The fast lane to starting something new often feels much more like the slow lane.
What would you do if you recently moved into a new area only to find, to your surprise and disappointment, no youth hockey league for your children? Here’s what you probably wouldn’t do: start a youth
hockey league. Not yet anyway…doing so would be exhausting, frustrating, and expensive.
Hockey – particularly ice hockey – is a sport that requires a lot of commitment, both in terms of money and time. The equipment can be expensive, and so is the ice time. Rinks generally aren’t around the corner like most baseball fields, and games and practices are often held at very odd hours. Even just getting suited up takes a bit of time…certainly not as simple as putting on a pair of cleats and a glove. Oh, and of course, you’ve got that whole learning to skate thing. Suffice it to say, the hurdles for kids to really pursue the game – and experience the sensation of sharp blades cutting through the ice, the satisfaction of a well executed passing sequence, and the thrill of watching the back of the net flex in submission to the puck – are high.

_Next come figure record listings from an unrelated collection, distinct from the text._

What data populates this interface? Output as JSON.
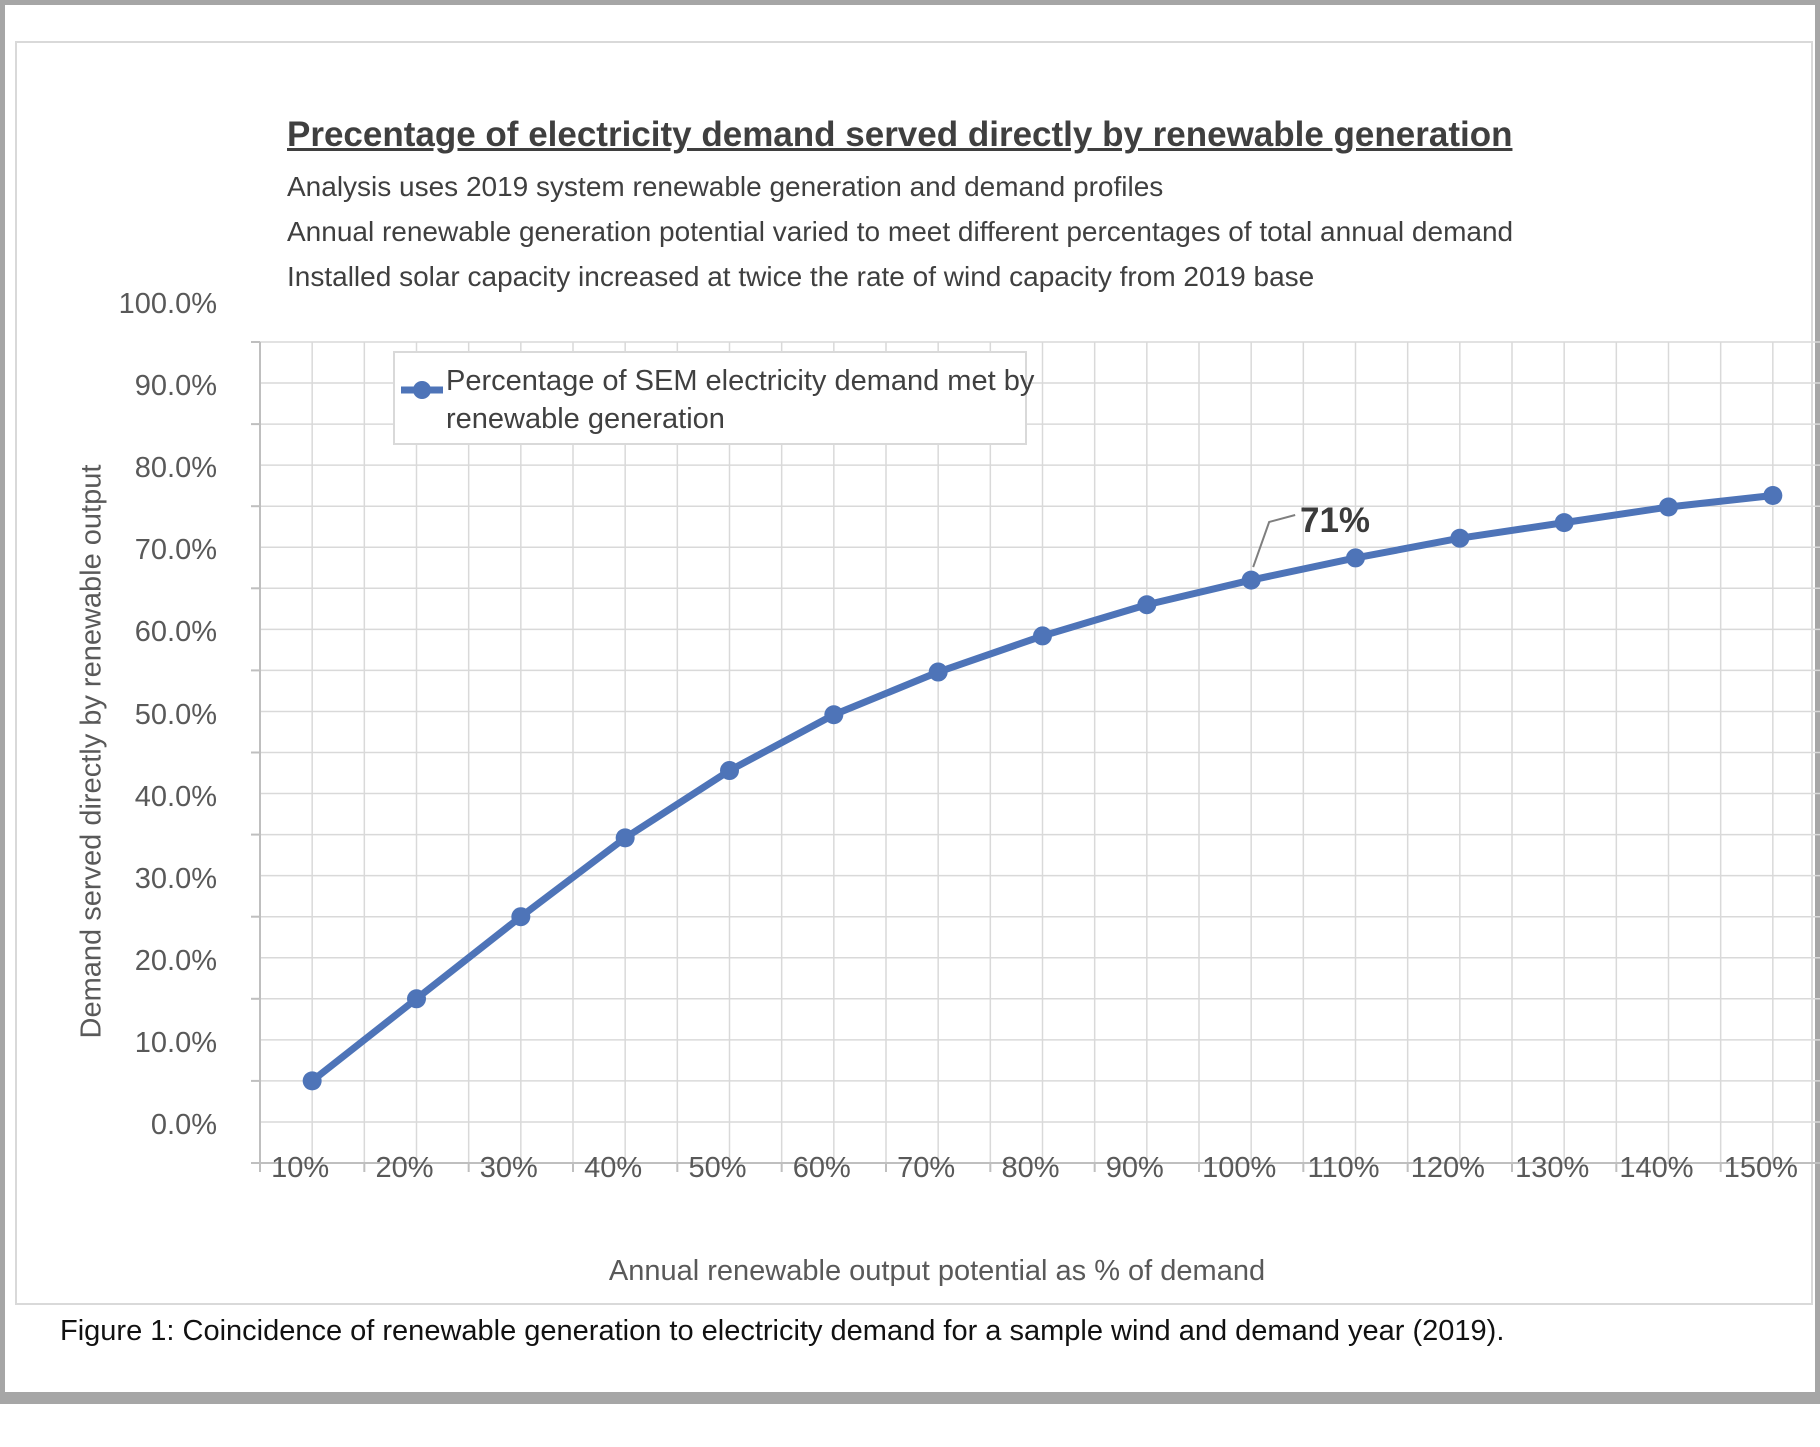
{
  "header": {
    "title": "Precentage of electricity demand served directly by renewable generation",
    "subtitles": [
      "Analysis uses 2019 system renewable generation and demand profiles",
      "Annual renewable generation potential varied to meet different percentages of total annual demand",
      "Installed solar capacity increased at twice the rate of wind capacity from 2019 base"
    ]
  },
  "legend": {
    "line1": "Percentage of SEM electricity demand met by",
    "line2": "renewable generation"
  },
  "axes": {
    "x_title": "Annual renewable output potential as % of demand",
    "y_title": "Demand served directly by renewable output"
  },
  "caption": "Figure 1: Coincidence of renewable generation to electricity demand for a sample wind and demand year (2019).",
  "colors": {
    "line": "#4e74b8",
    "grid": "#d9d9d9",
    "axis": "#bfbfbf",
    "leader": "#7f7f7f",
    "tick_text": "#595959",
    "title_text": "#3f3f3f"
  },
  "chart_data": {
    "type": "line",
    "title": "Precentage of electricity demand served directly by renewable generation",
    "xlabel": "Annual renewable output potential as % of demand",
    "ylabel": "Demand served directly by renewable output",
    "categories": [
      "10%",
      "20%",
      "30%",
      "40%",
      "50%",
      "60%",
      "70%",
      "80%",
      "90%",
      "100%",
      "110%",
      "120%",
      "130%",
      "140%",
      "150%"
    ],
    "series": [
      {
        "name": "Percentage of SEM electricity demand met by renewable generation",
        "values": [
          10.0,
          20.0,
          30.0,
          39.6,
          47.8,
          54.6,
          59.8,
          64.2,
          68.0,
          71.0,
          73.7,
          76.1,
          78.0,
          79.9,
          81.3
        ]
      }
    ],
    "y_ticks": [
      "0.0%",
      "10.0%",
      "20.0%",
      "30.0%",
      "40.0%",
      "50.0%",
      "60.0%",
      "70.0%",
      "80.0%",
      "90.0%",
      "100.0%"
    ],
    "ylim": [
      0,
      100
    ],
    "grid": true,
    "minor_gridlines": "every 5% horizontal, every half-category vertical",
    "legend_position": "top-left-inside",
    "annotation": {
      "text": "71%",
      "category": "100%",
      "index": 9,
      "value": 71.0
    }
  }
}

So, instead of starting a league straight away, you might start simply by playing hockey with your children in the street, on the driveway, or in a local park. As others saw you together, interest among some would be stirred. You might also bring up hockey in conversation with other parents at your kids’ soccer games. Your kids could talk to their friends and classmates about hockey…maybe invite some over to watch some games on TV. Perhaps, before long hopefully, enough interest would surface for some to pick up a stick and join you on the driveway. Soon, somebody will pick up some goalie equipment…maybe somebody else another net. After a while, there might be enough kids for some informal games at the park. From there…

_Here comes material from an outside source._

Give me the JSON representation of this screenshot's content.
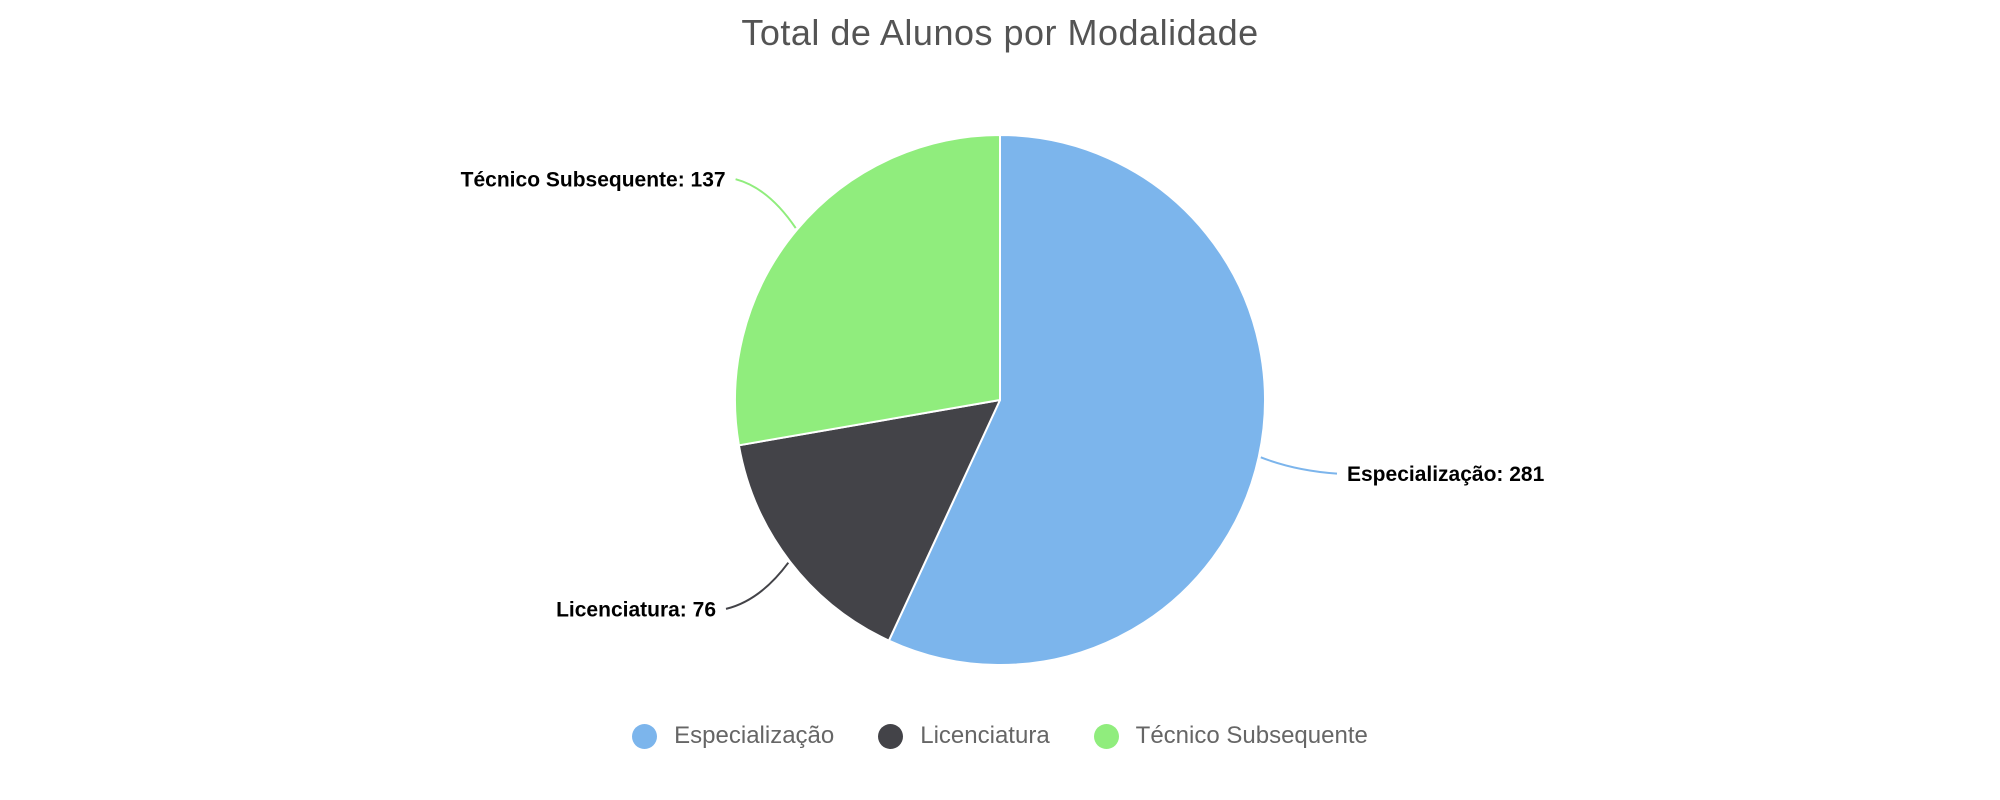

Here’s the point: most people don’t make significant changes all at once. When you start something new, you are asking people to change behavior. And the more substantial the shift you seek, the harder it will be for people to adopt that new behavior. So, to increase the likelihood of success, you need to make it easy for people to experience a taste of the change. I call this lowering the barriers to trial. If you do that, and provided people find the change – whether a product, a service, or an idea – worthwhile, you will be well on your way to successfully realizing your mission.
Lately, I’m getting to see these ideas in action in my neck of the woods – Bergen County, NJ – with regard to (surprise, surprise) youth hockey. Now, Bergen County is not devoid of hockey as you might expect from having read above. However, having played a bit of hockey as a kid, I am well acquainted with the commitment it requires. So, when my young son told me he wanted to play ice hockey, I turned to two organizations that are doing a great job collectively at keeping the doors open for kids: Doug Brown Hockey Development Program and Pre-Game Pro Shop in Westwood, NJ. Here’s what they are doing:
Doug Brown, mastering a fine balance of encouragement and drive, teaches weekly sessions to kids (and adults actually) in which the first half hour focuses on skill development and the second half hour is game play. In this way, the kids can give hockey a try – finding out their interest and aptitude – without committing to a team and the associated expense and scheduling demands. Of course, even with Doug’s great program, full ice hockey equipment is required for all players. This is where Pre-Game Pro Shop comes in. They buy and sell lightly used (and new) hockey equipment, specializing in youth. So, rather than spending several hundred dollars before your child ever steps on the ice, Pre-Game cuts the investment by half to two-thirds. Of course, because kids grow through equipment so quickly, Pre-Game saves parents a lot of money every year their children play.
So, here are some things to consider if you want to expose people to some sort of change…perhaps a product, a service, an idea. What can you do to help them experience it in a small, low-investment way? How can you give them just a taste? The bigger the bite you require, the fewer people will try.
Most people don’t make changes based on imagination; they make them based on experience.